Protesting from the left has died down considerably since the election; in Seattle the “black bloc” guys are in hibernation. This no doubt indicates that Trump was seen as an obstacle to peace and justice, and now that he presumably will soon be gone, at least one point of all the protesting has been accomplished. But what will happen if Trump and his minions somehow prevail in overturning the election results—essentially doing what Trump supporters have been claiming, that the election was “stolen”? In fact the real “theft” will have occurred if Trump somehow is not ousted by January 20. People thought that six months of protesting was too much? If Trump steals the election, or is allowed to, I don’t think anyone will be prepared for the kind of “protesting” that happens next.
For the armed pro-Trump “opposition,” it isn’t enough to hear opinions such as that by conservative Wisconsin Supreme Court Justice Brian Hagedorn, who voted with the three liberal justices in a surprisingly close 4-3 decision to throw out the latest attempts by Trump surrogates. Hagedorn, according to the Milwaukee Journal Sentinel, “expressed alarm at the group's request to throw out nearly 3.3 million votes, calling it a ‘real stunner.’ We are invited to invalidate the entire presidential election in Wisconsin by declaring it ‘null’ — yes, the whole thing. This is a dangerous path we are being asked to tread. The loss of public trust in our constitutional order resulting from the exercise of this kind of judicial power would be incalculable."
Yet the state Supreme Court’s ancient dinosaur of a far-right Chief Justice, Patience Roggensack, insisted that there is possible “fraud,” and appointed an “independent” retired judge to rule on yet more outlandish conspiracy claims before the Electoral College meets on Monday. One thing that no one ever points out is that the question of whether election rule changes due to the pandemic were against state laws or not is a moot question, especially in states which had Republican-controlled legislatures; they allowed the rules, and Republican voters also took advantage of the changes. Voters who simply did what they were allowed to did not do anything illegal—and they should not have their vote taken away just because Trump doesn’t like the result.

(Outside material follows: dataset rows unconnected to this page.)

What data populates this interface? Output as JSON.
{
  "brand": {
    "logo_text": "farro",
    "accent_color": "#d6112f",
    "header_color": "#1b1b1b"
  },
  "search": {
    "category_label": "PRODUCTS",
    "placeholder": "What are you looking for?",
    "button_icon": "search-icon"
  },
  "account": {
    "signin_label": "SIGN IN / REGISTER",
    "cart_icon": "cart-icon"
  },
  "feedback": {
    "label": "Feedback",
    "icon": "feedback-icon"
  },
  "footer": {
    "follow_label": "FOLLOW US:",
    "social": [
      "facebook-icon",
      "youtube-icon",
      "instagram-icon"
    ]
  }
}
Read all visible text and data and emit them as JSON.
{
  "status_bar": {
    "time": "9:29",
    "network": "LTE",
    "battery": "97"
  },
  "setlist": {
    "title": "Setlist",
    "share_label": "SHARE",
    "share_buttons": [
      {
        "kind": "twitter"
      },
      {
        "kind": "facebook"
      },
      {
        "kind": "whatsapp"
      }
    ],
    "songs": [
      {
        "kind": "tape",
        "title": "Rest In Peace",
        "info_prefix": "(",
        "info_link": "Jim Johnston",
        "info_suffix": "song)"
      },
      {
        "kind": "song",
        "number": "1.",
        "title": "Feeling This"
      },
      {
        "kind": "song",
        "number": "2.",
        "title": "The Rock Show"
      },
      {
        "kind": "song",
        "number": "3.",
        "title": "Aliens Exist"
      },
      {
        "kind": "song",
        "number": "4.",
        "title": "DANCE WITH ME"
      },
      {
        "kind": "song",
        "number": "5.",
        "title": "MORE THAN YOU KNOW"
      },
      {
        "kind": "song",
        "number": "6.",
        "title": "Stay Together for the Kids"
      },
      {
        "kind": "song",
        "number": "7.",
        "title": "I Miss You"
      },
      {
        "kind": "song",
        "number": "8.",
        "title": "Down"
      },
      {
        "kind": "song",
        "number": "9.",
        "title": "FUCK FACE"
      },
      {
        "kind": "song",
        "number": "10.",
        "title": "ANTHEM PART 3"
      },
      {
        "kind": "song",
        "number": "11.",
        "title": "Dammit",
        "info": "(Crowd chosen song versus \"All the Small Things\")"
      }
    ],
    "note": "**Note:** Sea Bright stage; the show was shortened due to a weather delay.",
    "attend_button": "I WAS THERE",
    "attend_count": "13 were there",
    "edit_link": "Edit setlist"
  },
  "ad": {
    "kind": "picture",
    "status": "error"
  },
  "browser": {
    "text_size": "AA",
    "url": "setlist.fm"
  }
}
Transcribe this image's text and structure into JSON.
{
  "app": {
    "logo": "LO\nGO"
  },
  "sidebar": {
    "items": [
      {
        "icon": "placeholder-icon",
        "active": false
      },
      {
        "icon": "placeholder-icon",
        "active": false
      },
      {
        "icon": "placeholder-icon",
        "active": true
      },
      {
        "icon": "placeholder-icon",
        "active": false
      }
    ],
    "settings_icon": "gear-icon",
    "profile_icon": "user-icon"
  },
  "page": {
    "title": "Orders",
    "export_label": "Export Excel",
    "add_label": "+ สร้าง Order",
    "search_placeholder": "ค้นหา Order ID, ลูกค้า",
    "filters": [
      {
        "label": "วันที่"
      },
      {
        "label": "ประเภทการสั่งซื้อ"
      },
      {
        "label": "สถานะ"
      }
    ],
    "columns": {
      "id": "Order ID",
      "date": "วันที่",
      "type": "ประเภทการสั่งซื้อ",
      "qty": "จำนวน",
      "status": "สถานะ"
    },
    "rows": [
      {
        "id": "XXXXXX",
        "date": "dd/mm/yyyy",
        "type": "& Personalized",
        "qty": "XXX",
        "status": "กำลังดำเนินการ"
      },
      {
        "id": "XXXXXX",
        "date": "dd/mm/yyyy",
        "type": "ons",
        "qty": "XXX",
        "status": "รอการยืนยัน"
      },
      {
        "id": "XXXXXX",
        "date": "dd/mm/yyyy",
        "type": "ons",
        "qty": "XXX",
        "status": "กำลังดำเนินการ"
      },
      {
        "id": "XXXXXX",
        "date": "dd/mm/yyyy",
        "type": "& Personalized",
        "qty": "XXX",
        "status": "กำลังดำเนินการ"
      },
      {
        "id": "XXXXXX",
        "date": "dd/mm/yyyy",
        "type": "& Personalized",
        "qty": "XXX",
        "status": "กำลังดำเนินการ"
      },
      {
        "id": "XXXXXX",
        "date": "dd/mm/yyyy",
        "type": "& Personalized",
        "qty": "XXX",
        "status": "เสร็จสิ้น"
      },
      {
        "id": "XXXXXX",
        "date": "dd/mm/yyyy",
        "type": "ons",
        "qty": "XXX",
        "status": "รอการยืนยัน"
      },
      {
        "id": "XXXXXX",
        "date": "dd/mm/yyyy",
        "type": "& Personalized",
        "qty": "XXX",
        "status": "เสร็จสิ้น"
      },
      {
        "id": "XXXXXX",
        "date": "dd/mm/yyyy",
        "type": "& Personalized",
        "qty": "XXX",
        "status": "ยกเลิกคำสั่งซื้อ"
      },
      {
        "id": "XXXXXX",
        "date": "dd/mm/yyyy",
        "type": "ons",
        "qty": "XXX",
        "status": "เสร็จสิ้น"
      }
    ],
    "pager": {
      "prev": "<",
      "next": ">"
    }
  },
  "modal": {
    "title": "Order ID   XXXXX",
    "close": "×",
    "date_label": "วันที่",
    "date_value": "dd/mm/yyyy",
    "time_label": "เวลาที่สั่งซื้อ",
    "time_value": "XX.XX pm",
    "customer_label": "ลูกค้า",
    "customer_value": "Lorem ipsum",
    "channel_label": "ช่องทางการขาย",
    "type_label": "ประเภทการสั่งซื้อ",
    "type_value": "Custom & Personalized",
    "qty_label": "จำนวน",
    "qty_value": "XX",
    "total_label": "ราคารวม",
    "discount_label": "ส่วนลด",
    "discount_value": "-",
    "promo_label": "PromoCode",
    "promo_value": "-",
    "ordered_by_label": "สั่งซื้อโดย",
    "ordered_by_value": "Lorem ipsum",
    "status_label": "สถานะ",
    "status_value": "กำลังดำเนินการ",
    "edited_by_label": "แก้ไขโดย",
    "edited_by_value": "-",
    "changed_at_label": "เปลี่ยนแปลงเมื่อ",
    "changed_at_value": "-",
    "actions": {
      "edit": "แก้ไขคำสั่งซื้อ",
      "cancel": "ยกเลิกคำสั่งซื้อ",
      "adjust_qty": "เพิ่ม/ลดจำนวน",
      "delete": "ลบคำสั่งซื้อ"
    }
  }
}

Can we expect the adults in the room in the U.S. Supreme Court to end this attack on democracy? Chief Justice John Roberts no doubt has no stomach for this, but Trump tweeted that he fully expects Justice Amy Coney Barrett to vote “right.” But today the court rejected a request to throw out 2.5 million mail-in ballots in Pennsylvania, so it seems unlikely that the Texas lawsuit will get a better hearing. The end may finally be in sight as far as the election is concerned, but given Trump’s vindictive, destructive and sociopathic nature, the Trump “era” is far from over—and if he can’t accept “defeat,” we can expect tens of millions of people to take to the streets to get his and his Republican allies minds straight.